Sebastian Glatt, Veterinärmedizinische Universität Wien

Jede Forschung geht von einer Idee aus – was war Ihre?
Ich würde sagen, jeder Forschung liegt eine Motivation zugrunde. Bei mir war es diese: Wir wissen, dass bei gewissen neurodegenerativen Erkrankungen, etwa Epilepsie, oder bestimmten Krebsarten diese Prozesse schieflaufen. Wenn wir also verstehen, was genau dieser Proteinkomplex in den Zellen macht, dann können wir verstehen, wieso eine bestimmte Mutation ein bestimmtes Krankheitsbild auslöst. Wenn wir wissen, dass diesen Patient*innen eine gewisse tRNA-Modifikation fehlt, ist die langfristige Idee für eine Therapie, diese humanen tRNAs im Reagenzglas herzustellen, zu modifizieren und den Menschen zurückzugeben, damit es ihren Zellen wieder besser geht. Das ist keine utopische Vision: In der Molekularbiologie hat sich so viel getan, und es wird sich noch sehr viel tun. Molekulare Therapien werden mehr und mehr kommen, aber natürlich müssen sie getestet werden und sicher sein, da lassen sich keine Abkürzungen nehmen.

Sie forschen in der Humanmedizin, haben aber jetzt eine Professur an der Vetmeduni in Wien angenommen. Wie passt das zusammen?
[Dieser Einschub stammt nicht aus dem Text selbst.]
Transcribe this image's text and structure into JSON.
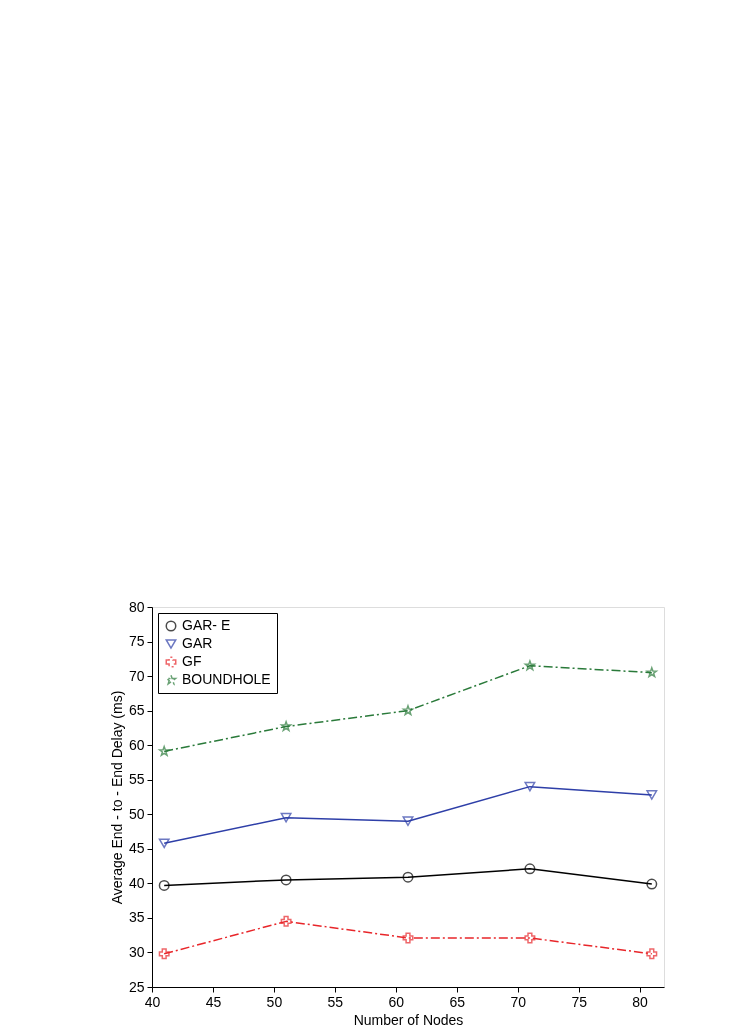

Das One-Health-Konzept ist das Grundprinzip auf der Vetmeduni. Es sagt aus, dass wir Menschen nur gesund sein können, wenn auch die Tiere und die Umwelt gesund sind. So gesehen hat die Vetmeduni auch die Humanmedizin in ihrem Konzeptpapier. Außerdem kommen in der Tiermedizin meist Medikamente, die für die Humanmedizin entwickelt wurden, zum Einsatz. Wir müssen also auch die Wirkung zukünftiger RNA-basierter Therapien bei Tieren verstehen. Das ist ein spannender Bereich, um den sich auf der Welt noch niemand so richtig gekümmert hat, der mich aber sehr interessiert. Was mir auch wichtig ist: Ich möchte dazu beitragen, die Bedenken, die es gegen RNA-Therapien gibt, zu verringern. Sie dürfen nicht kategorisch abgelehnt werden, nur weil es während der Pandemie zu viele Fehlinformationen gegeben hat. Und das hoffe ich, mit meiner Forschung zu tun.